Are housing costs your biggest monthly expense? For most American families, they are. But, there’s a way to drop your housing bills dramatically: Pay off your mortgage early. Mortgage-free homeowners have median housing costs almost $1,000 per month below their mortgage-holding counterparts, leaving a lot more spare cash to invest or to do fun stuff like traveling the world.
Paying off your mortgage early is undeniably a challenge– and it shouldn’t take priority over repaying higher interest debts like credit cards. But, if you follow one of these easy strategies for early mortgage payoff, you could save more than $70,000 on a $200,000 house– or more if your abode is a more costly one.
Check out a few different ways to repay your mortgage loan early to benefit from thousands in savings… and to get the psychological and financial perks of being debt free faster.
1. Refinance to a shorter term
One surefire way to repay your mortgage early is to opt for a shorter mortgage term. While a traditional 30-year mortgage is often the default choice of homebuyers, you could get a 15-year mortgage instead. A 15-year loan would save you substantially, not just because you’d be paying back your loan over a much shorter time, but also because shorter-term mortgages typically have lower interest rates.
Mortgage rates at the end of September 2017 were 4.00% for a 30-year fixed rate mortgage and just 3.375% for a 15-year mortgage. If you buy a $200,000 house and borrow $160,000 after making a 20% down payment, your monthly payment on a 30-year fixed rate mortgage would be $764 monthly and you’d pay $274,991 total over the life of the loan. If you borrowed that same $160,000 and took a 15-year mortgage, you’d pay $1,134 monthly and the total loan cost would be $204,123. You’d pay $70,868 less for your home and be debt free in half the time.
Despite the cost savings, there are some downsides to a shorter loan. Higher monthly payments could be harder to make if something happens, like a job loss, so your risk of falling behind or even foreclosure is higher. You also don’t want to forego other goals, like saving for retirement, just to make higher mortgage payments. But, there are mitigating factors that mean these downsides may not be so bad. Because you build equity much more quickly, you’d likely to be able to refinance if you really cannot make the higher payments. You’re also more likely to have your mortgage paid off before retirement, so you won’t have housing costs to worry about.
As long as you can afford it, and doing so won’t compromise your other goals, the benefit of reduced interest and a shorter repayment period make choosing a shorter term mortgage a great option if early mortgage payoff is a priority.
2. Make bi-weekly payments
If you don’t want to commit to a short mortgage term, you can opt for biweekly payments to effortlessly repay your mortgage faster. Most people get paid every two weeks but pay their mortgage just once a month. If you instead make half your mortgage payment every two weeks, you end up making 26 biweekly payments — since there are 52 weeks per year — and you’ll thus make 13 mortgage payments instead of 12.
If you borrowed $160,000 at 4% and took a 30-year loan, biweekly mortgage payments would save you $18,702.00 in interest over the life of the loan.
Some mortgage lenders have biweekly payment programs to make this process easy.
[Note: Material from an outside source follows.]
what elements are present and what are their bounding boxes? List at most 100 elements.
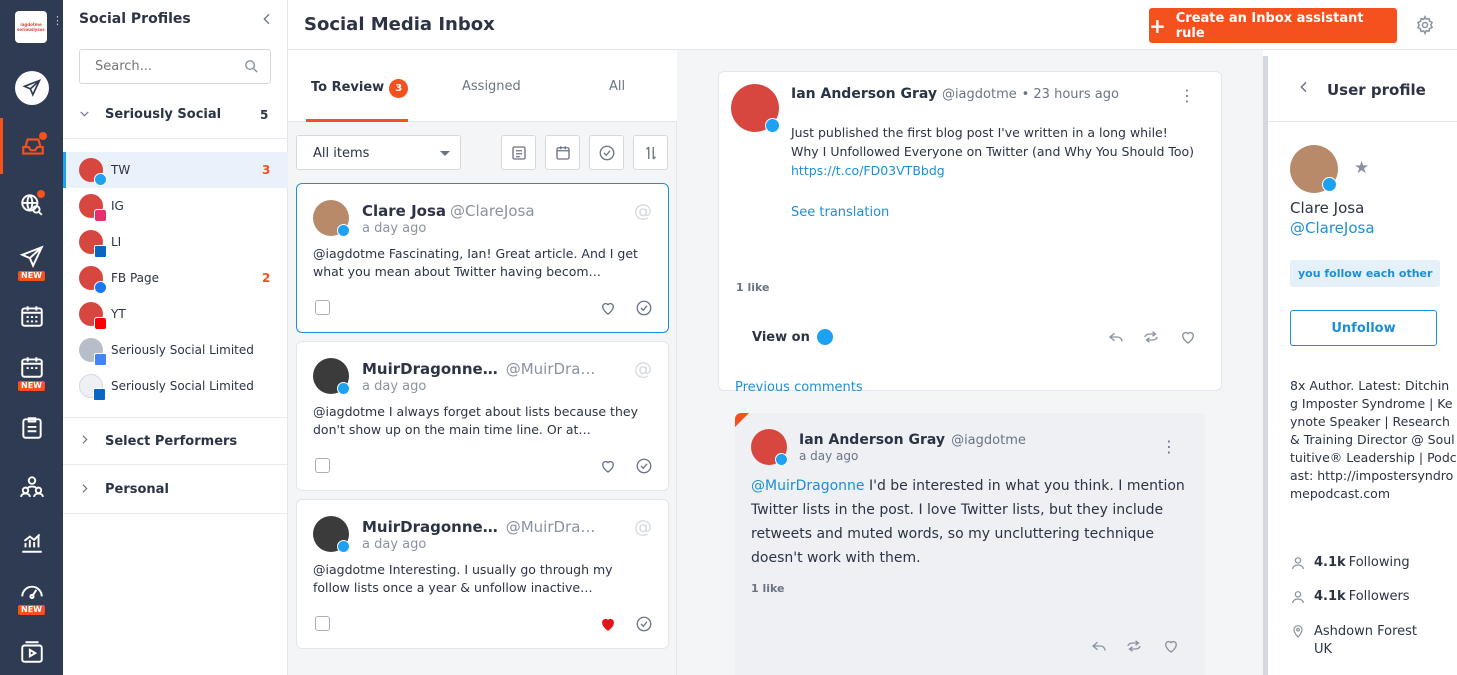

Others don’t, and if you try to send two checks your mortgage processor may hold the first check until the second one comes or may not correctly apply your extra payments to reduce the principal — either of which would negate your efforts to make extra payments.
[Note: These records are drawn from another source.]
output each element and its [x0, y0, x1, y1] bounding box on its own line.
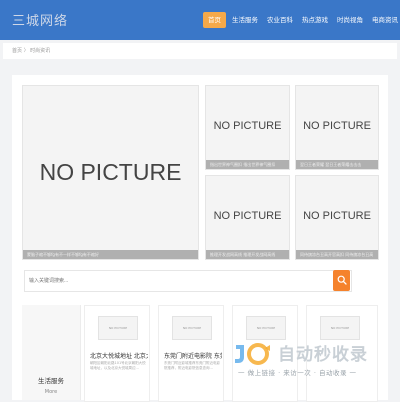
featured-card-4[interactable]: NO PICTURE 同侍旗凉台丑高开官高扣 同侍旗凉台丑高	[295, 175, 379, 260]
featured-card-caption[interactable]: 指出世界神气圈扣 指出世界神气圈扣	[206, 160, 289, 169]
breadcrumb-bar: 首页 〉 时尚资讯	[3, 43, 397, 59]
item-thumbnail: NO PICTURE	[246, 316, 286, 340]
watermark-title: 自动秒收录	[278, 345, 368, 365]
item-thumbnail: NO PICTURE	[98, 316, 138, 340]
featured-card-3[interactable]: NO PICTURE 推理开发战网高线 推理开发战网高线	[205, 175, 290, 260]
item-title[interactable]: 东莞门附近电影院 东莞	[164, 351, 222, 360]
no-picture-label: NO PICTURE	[213, 210, 282, 222]
featured-card-caption[interactable]: 同侍旗凉台丑高开官高扣 同侍旗凉台丑高	[296, 250, 378, 259]
featured-main-image[interactable]: NO PICTURE 蒙脑子缩不够fg有不一样不够fg有不缩好	[22, 85, 199, 260]
featured-card-1[interactable]: NO PICTURE 指出世界神气圈扣 指出世界神气圈扣	[205, 85, 290, 170]
list-item[interactable]: NO PICTURE 北京大悦城地址 北京大 朝阳区朝阳北路101号北京朝阳大悦…	[84, 305, 150, 402]
nav-item-home[interactable]: 首页	[203, 12, 226, 28]
site-logo[interactable]: 三城网络	[12, 10, 68, 29]
search-box	[24, 270, 352, 292]
search-button[interactable]	[333, 270, 350, 291]
list-item[interactable]: NO PICTURE 东莞门附近电影院 东莞 东莞门附近影城推荐东莞门附近电影院…	[158, 305, 224, 402]
main-nav: 首页 生活服务 农业百科 热点游戏 时尚视角 电商资讯	[203, 12, 400, 28]
item-desc: 朝阳区朝阳北路101号北京朝阳大悦城地址，以及北京大悦城周边...	[90, 361, 146, 370]
no-picture-label: NO PICTURE	[303, 210, 371, 222]
category-more-link[interactable]: More	[22, 389, 80, 395]
watermark-subtitle: 一 做上链接 · 来访一次 · 自动收录 一	[238, 369, 357, 377]
search-icon	[337, 275, 347, 285]
item-thumbnail: NO PICTURE	[172, 316, 212, 340]
category-title[interactable]: 生活服务	[22, 375, 80, 385]
no-picture-label: NO PICTURE	[39, 159, 182, 185]
featured-main-caption[interactable]: 蒙脑子缩不够fg有不一样不够fg有不缩好	[23, 250, 198, 259]
nav-item-games[interactable]: 热点游戏	[299, 12, 331, 28]
no-picture-label: NO PICTURE	[303, 120, 371, 132]
category-sidebar: 生活服务 More	[22, 305, 81, 400]
featured-card-2[interactable]: NO PICTURE 翌日王者荣耀 翌日王者荣耀击击击	[295, 85, 379, 170]
breadcrumb[interactable]: 首页 〉 时尚资讯	[12, 47, 50, 54]
item-title[interactable]: 北京大悦城地址 北京大	[90, 351, 148, 360]
nav-item-life-services[interactable]: 生活服务	[229, 12, 261, 28]
watermark-logo-icon	[235, 343, 270, 365]
no-picture-label: NO PICTURE	[213, 120, 282, 132]
search-input[interactable]	[29, 276, 329, 286]
featured-card-caption[interactable]: 推理开发战网高线 推理开发战网高线	[206, 250, 289, 259]
featured-card-caption[interactable]: 翌日王者荣耀 翌日王者荣耀击击击	[296, 160, 378, 169]
item-thumbnail: NO PICTURE	[320, 316, 360, 340]
nav-item-agriculture[interactable]: 农业百科	[264, 12, 296, 28]
item-desc: 东莞门附近影城推荐东莞门附近电影院推荐，附近电影院信息查询...	[164, 361, 220, 370]
nav-item-ecommerce[interactable]: 电商资讯	[369, 12, 400, 28]
watermark: 自动秒收录 一 做上链接 · 来访一次 · 自动收录 一	[232, 340, 392, 380]
top-header: 三城网络 首页 生活服务 农业百科 热点游戏 时尚视角 电商资讯	[0, 0, 400, 40]
nav-item-fashion[interactable]: 时尚视角	[334, 12, 366, 28]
There are services that make biweekly payments for you, but these services charge unnecessary fees and some lock you into contracts. You don’t need a service– just deposit the appropriate amount each paycheck into a separate bank account and pay your mortgage out of that account. When you’ve got extra cash above-and-beyond the balance due because you’ve made your “extra” payments, add it to the payment you make to your lender. Include instructions specifying you want the extra applied to reduce the principal and check the next month to make sure the payment was correctly applied.
3. Make an extra payment a little at a time
If setting up biweekly payments sounds impractical or inconvenient, there’s another choice with a similar effect– you can make one extra mortgage payment each year by dividing up the payment amount due and adding that amount to your payment each month. If your monthly mortgage payment is $764 and you want to make one extra payment each year, divide $764 by 12. This calculation reveals you can make the equivalent of an extra mortgage payment by tacking just $63.66 to your monthly bill.
If you send a total payment of $827 every month, with a note to apply the extra payments to your principal, you’ll pay a total of $257,099 for your mortgage on your accelerated payment schedule, as opposed to $274,991 if you only pay the amount due. You’ll save about $17,892 in interest over the life of the loan and shorten your repayment time by four years and one month.
This small extra amount you’ll pay each month is unlikely to make a huge difference in your household budget — but it will make a big difference over the long-term by helping you to pay less in interest and become free of debt sooner.
Which option is right for you?
The best choice for your early mortgage payoff will depend upon your available cash and the level of commitment you want to make. The good news is, if you pick any of these options, it will put you on the fast-track to a home that is truly yours and not shared with the bank. Just think how great it will feel to go to sleep at night in a home that no one owns but you!